Continue your drive back through to the township Prairie in the Flinders Shire. In the 1870’s Prairie was a main horse change centre for Cobb & Co Coaches. Call in to the Prairie Hotel for lunch and take a look at their impressive collection of stockman’s hats and other historical memorabilia. You might also learn the story of their resident ghost, said to be a wandering ringer from the 1930s.
From Prairie it is just another 200 kilometres before your reach Charters Towers.
Charters Towers to Townsville (approx 145 km / 1 hr 30 mins)

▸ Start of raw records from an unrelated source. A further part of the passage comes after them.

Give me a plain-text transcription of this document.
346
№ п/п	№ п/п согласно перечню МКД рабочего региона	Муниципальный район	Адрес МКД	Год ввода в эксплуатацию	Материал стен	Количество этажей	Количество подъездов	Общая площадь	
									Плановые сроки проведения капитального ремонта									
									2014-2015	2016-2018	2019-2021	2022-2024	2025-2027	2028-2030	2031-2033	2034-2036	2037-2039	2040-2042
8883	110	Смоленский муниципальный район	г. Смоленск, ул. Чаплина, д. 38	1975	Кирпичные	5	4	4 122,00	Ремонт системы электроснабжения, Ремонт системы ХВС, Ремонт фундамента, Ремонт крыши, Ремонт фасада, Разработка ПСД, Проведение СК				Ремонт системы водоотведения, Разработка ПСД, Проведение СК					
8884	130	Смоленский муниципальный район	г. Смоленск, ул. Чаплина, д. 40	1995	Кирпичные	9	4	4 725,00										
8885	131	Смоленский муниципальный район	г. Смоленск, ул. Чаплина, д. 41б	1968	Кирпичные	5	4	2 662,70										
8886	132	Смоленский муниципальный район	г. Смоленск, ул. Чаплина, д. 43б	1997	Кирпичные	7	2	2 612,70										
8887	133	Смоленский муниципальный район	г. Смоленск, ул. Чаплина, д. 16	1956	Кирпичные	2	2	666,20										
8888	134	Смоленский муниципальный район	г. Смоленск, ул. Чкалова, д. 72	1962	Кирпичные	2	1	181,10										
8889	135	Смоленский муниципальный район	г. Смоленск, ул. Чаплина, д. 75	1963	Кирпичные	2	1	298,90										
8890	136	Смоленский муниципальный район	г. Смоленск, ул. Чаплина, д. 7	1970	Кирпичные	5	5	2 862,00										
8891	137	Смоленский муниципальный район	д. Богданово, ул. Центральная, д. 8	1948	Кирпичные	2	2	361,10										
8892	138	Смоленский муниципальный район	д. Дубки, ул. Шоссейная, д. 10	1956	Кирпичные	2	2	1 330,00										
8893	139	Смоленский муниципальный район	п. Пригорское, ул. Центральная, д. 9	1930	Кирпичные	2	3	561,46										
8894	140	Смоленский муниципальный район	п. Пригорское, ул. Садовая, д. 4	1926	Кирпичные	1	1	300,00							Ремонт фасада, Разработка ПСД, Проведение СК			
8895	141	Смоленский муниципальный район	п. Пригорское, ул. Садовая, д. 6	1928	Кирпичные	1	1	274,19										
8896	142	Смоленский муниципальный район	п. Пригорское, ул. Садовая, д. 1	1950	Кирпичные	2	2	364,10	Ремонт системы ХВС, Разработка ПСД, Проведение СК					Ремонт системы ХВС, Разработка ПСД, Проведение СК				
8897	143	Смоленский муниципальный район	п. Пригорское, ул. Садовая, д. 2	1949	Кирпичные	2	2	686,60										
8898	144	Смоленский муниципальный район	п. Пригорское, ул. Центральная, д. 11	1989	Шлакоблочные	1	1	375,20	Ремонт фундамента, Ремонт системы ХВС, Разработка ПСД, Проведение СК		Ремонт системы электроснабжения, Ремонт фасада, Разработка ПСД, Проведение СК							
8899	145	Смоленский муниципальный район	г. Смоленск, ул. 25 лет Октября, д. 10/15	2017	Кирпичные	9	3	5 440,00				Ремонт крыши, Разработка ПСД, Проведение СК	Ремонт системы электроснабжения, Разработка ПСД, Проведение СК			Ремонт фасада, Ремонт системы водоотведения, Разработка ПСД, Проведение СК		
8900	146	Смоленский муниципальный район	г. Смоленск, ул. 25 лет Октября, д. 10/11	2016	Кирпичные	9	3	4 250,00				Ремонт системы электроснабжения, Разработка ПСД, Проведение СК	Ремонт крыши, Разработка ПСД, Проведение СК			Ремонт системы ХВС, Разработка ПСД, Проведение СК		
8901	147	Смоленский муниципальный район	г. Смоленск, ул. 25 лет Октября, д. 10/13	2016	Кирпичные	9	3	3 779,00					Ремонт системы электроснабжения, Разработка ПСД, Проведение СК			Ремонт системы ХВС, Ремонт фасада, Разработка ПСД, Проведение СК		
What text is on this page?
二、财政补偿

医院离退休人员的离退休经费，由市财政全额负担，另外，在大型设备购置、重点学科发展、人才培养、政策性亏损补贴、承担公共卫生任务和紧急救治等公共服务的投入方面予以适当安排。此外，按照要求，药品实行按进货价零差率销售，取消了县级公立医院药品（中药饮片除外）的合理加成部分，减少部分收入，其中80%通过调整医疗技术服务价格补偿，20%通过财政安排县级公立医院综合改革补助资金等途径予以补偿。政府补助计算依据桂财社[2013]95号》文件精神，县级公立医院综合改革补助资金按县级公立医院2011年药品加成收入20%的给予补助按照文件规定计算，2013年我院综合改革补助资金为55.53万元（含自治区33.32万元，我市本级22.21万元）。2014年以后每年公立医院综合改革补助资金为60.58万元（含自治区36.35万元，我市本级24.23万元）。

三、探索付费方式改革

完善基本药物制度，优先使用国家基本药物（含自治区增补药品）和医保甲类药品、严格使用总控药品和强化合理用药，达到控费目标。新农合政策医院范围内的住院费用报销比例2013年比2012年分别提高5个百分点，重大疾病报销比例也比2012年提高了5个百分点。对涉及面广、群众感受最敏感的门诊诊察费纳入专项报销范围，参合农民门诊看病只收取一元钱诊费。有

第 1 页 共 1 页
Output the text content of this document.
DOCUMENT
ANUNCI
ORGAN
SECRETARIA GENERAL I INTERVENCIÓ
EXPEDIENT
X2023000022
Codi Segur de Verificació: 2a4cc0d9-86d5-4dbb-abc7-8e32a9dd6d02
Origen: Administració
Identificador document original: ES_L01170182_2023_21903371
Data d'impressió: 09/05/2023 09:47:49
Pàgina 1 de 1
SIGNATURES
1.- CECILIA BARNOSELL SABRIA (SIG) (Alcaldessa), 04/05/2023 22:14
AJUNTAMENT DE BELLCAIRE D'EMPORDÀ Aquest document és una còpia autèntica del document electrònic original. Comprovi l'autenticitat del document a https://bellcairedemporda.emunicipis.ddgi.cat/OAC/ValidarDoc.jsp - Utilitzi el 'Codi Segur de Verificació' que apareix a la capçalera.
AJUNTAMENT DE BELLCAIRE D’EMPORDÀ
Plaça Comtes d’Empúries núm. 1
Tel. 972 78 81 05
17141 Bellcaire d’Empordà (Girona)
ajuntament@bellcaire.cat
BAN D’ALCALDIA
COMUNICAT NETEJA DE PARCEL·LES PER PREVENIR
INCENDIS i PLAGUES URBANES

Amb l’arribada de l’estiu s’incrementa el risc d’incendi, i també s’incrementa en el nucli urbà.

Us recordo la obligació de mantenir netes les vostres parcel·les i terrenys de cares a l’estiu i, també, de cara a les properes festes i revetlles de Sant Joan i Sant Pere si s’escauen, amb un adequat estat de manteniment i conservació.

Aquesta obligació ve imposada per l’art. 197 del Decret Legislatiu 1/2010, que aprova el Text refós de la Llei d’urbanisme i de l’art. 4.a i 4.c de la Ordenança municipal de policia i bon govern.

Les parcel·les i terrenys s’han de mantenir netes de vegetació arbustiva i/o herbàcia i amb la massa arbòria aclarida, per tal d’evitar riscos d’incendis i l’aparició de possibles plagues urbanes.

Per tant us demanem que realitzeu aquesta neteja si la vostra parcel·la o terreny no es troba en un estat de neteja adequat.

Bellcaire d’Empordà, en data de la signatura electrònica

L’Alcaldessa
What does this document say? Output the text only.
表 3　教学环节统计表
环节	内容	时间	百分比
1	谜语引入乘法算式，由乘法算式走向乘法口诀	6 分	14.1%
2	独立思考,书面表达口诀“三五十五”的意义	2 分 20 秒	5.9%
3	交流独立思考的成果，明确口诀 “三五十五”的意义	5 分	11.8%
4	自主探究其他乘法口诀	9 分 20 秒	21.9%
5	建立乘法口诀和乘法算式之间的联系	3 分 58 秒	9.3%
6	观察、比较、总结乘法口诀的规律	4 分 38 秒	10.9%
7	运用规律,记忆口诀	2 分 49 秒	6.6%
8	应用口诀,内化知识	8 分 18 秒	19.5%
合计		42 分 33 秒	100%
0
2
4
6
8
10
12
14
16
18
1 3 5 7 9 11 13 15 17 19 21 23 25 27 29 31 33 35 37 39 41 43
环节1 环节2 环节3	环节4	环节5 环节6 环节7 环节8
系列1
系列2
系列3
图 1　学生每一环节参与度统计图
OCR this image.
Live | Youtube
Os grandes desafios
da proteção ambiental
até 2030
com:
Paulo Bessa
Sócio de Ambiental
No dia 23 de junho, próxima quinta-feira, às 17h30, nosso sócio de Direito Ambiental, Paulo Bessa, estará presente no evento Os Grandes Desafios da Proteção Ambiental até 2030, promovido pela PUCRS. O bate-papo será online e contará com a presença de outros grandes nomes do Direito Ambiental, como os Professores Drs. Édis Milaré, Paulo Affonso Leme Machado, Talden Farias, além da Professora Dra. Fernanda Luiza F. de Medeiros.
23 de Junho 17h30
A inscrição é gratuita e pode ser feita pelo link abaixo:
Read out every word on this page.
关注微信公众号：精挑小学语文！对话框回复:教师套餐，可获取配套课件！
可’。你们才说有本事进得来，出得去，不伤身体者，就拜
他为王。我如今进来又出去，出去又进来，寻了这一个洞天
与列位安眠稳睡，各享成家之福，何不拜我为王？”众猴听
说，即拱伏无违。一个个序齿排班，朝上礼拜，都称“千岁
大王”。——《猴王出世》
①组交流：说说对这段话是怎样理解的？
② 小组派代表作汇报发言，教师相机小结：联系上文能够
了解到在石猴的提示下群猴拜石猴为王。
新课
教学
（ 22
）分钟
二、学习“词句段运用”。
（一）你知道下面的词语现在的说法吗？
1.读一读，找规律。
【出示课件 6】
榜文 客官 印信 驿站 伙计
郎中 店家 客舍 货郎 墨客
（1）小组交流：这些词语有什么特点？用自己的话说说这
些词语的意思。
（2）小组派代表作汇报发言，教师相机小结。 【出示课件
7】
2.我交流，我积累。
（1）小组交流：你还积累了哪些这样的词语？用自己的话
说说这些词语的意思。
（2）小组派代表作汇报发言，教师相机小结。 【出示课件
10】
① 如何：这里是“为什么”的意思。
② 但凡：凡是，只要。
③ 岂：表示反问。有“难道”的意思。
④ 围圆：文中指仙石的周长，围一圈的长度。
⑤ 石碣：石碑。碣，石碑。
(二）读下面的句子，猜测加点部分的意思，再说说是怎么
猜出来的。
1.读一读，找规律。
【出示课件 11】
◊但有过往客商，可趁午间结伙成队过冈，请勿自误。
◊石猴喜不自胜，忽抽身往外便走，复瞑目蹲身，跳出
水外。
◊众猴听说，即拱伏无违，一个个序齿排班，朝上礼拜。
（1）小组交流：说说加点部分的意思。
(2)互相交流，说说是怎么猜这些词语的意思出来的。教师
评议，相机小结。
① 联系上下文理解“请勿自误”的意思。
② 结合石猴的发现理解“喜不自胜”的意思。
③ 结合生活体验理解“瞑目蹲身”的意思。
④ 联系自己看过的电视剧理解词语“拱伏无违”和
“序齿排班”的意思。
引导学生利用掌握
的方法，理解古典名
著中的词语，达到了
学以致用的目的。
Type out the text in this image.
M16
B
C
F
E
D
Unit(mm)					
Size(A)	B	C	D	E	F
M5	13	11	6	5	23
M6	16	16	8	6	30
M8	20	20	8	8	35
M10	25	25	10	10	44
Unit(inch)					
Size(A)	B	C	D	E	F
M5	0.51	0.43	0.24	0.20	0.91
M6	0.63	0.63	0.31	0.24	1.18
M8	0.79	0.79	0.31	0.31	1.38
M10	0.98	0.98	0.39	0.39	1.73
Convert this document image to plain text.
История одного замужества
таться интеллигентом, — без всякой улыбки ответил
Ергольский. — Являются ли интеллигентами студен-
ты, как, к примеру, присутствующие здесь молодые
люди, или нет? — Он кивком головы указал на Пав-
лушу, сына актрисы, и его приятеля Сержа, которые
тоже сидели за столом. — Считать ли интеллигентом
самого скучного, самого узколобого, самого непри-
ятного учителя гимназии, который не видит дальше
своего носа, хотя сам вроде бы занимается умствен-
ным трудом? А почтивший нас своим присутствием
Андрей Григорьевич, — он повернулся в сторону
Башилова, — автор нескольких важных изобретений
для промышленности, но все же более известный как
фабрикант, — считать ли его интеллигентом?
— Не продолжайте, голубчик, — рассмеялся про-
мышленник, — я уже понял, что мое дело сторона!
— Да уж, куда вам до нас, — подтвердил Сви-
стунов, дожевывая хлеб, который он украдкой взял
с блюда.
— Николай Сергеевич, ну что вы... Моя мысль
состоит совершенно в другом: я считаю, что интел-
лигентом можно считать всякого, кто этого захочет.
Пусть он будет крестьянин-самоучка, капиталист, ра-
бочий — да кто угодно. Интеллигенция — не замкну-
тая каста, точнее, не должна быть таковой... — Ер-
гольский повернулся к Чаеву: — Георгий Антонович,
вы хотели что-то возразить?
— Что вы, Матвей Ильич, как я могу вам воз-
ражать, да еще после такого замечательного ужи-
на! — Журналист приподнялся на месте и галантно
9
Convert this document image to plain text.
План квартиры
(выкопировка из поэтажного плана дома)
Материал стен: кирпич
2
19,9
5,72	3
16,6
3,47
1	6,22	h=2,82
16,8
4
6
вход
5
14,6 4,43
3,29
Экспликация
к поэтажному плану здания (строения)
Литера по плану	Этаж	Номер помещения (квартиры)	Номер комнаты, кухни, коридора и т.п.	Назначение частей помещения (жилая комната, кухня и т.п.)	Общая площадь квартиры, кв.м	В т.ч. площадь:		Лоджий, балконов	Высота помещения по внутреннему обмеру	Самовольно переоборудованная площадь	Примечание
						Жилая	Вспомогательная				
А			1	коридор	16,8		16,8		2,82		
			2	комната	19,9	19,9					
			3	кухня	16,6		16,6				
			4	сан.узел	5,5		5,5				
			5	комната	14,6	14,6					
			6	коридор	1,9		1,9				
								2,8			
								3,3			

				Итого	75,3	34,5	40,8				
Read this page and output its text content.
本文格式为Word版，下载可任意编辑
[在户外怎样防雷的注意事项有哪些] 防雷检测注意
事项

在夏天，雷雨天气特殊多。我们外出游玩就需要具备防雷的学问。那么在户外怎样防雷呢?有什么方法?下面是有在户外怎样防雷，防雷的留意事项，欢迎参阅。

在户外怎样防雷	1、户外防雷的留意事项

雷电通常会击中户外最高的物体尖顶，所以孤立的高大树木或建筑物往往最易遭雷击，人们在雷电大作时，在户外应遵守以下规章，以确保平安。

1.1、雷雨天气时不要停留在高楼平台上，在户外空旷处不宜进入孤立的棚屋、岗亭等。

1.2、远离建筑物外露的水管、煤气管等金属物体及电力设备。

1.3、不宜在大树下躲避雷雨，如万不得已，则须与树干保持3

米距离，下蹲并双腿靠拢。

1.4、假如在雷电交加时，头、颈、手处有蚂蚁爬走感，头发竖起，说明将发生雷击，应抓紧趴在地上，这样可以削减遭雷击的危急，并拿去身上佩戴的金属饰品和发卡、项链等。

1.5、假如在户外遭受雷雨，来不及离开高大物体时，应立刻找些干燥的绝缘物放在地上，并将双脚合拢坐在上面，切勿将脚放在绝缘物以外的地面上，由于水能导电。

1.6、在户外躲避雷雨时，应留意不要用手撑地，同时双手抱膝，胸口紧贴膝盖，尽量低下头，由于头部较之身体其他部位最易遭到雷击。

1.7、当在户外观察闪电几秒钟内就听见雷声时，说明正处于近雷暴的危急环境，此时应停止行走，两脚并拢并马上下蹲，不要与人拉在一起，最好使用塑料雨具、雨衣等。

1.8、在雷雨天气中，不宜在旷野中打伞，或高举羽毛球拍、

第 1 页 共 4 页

Call in to the Charters Towers Visitor Information Centre and pick up some information on the Ghosts of Gold Heritage Trail. Hear stories from the ghosts of gold rush days at historic venues included in the trail – Stock Exchange Arcade, Towers Hill Lookout and The Venus Gold Battery.
Back in 1871, a young Aboriginal stopped to take a drink from a sandy river bed when he noticed something sparkling from the shallows. Gold! The first goldfield known as Charters Towers was established the following year and the rest is history. Around 10 kilometre from town, Leahton Park is a massive 1100-acre property, home to the legendary Texas Longhorns! Take a horse drawn wagon ride, enjoy a camp oven billy tea and damper and visit the saddle shop. When the mood strikes you, head back east along the Flinders Highway to Townsville.
With its cosmopolitan coastal lifestyle, Townsville is the perfect base to explore the wonders of the reef, including nearby Magnetic Island. Consider spending a few days here at the end of your drive.